High-Speed Training Networks
High-speed training networks are the specialized interconnect fabrics that link thousands of GPUs and AI accelerators within datacenters, enabling the distributed computation required to train large AI models. Training a frontier foundation model involves synchronized computation across tens of thousands of GPUs, and the network connecting them is often the bottleneck that determines training speed, cost, and feasibility.
The fundamental challenge is data movement. During distributed training, GPUs must constantly exchange gradients, activations, and model state. A training cluster of 10,000 GPUs running data-parallel and pipeline-parallel training generates petabytes of inter-node traffic per day. The network must handle this with minimal latency and maximum throughput, because any GPU waiting for data from another GPU is wasting expensive compute time.
InfiniBand (from NVIDIA/Mellanox) has been the dominant AI training interconnect, offering 400 Gb/s per port (with 800 Gb/s and 1.6 Tb/s generations arriving) and RDMA (Remote Direct Memory Access) for low-latency GPU-to-GPU communication that bypasses the CPU entirely. NVIDIA's DGX SuperPOD and GB200 NVL72 systems use InfiniBand backbones combined with NVLink for intra-node GPU communication at 900 GB/s per GPU.
Ethernet alternatives are emerging as competitors. Ultra Ethernet Consortium (backed by AMD, Broadcom, Cisco, and others) is developing AI-optimized Ethernet extensions.
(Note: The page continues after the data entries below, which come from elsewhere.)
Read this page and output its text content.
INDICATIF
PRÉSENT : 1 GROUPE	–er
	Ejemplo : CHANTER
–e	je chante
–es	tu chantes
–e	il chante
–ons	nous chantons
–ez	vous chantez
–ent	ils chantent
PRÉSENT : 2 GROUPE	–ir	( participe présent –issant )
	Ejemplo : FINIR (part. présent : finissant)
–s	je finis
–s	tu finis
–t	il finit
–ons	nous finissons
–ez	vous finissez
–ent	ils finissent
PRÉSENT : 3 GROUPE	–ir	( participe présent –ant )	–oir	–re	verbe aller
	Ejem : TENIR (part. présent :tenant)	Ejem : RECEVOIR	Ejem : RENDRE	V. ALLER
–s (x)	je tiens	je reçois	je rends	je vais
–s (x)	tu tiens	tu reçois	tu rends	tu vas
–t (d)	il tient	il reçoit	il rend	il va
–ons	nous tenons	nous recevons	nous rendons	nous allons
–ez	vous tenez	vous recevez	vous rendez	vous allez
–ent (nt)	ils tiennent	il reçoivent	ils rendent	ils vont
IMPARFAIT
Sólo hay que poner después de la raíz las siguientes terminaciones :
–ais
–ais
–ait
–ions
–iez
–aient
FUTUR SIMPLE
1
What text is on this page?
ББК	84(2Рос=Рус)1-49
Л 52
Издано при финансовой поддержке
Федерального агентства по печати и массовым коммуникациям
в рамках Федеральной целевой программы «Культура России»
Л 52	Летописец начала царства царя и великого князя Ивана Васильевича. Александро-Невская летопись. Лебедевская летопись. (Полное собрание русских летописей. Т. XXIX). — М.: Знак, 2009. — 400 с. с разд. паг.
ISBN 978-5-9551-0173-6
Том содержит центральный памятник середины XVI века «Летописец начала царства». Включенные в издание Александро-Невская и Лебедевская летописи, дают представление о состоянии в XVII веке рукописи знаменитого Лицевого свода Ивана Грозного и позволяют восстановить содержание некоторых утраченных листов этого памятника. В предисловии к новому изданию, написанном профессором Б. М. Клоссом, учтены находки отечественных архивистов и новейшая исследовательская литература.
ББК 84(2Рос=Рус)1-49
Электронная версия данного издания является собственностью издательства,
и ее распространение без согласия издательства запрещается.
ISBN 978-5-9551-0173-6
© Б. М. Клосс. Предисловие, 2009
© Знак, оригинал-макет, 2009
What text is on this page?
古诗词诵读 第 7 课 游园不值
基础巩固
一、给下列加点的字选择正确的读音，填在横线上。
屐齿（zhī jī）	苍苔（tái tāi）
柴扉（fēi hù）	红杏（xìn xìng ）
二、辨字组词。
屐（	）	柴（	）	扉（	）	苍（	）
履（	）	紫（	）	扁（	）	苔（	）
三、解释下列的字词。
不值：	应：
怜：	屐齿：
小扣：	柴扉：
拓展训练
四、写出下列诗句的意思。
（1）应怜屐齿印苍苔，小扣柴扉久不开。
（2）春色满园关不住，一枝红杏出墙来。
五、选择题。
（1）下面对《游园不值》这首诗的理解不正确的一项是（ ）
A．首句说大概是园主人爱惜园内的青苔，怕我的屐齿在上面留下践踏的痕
Google's custom Jupiter network fabric uses Ethernet at scale for TPU training clusters. The argument for Ethernet is ecosystem breadth, cost, and avoiding NVIDIA lock-in; the argument for InfiniBand is proven performance and tight integration with NVIDIA's GPU stack.
Optical interconnects are increasingly critical. As bandwidth demands exceed what electrical cables can deliver over datacenter distances, optical links using silicon photonics and co-packaged optics are moving from the network edge to within racks and even within systems. This enables the bandwidth density needed for next-generation training clusters.
Network topology matters significantly. Fat-tree topologies provide full bisection bandwidth (any GPU can communicate with any other at full speed) but are expensive. Dragonfly and rail-optimized topologies reduce cost by providing higher bandwidth within local groups. The choice of topology directly affects which parallelism strategies (data parallel, tensor parallel, pipeline parallel, expert parallel) are efficient for a given model architecture.
The networking challenge will intensify as training clusters scale from thousands to hundreds of thousands of GPUs. Multi-datacenter training — synchronizing computation across geographically distributed facilities — introduces wide-area networking challenges where speed-of-light latency becomes a constraint that no amount of bandwidth can overcome.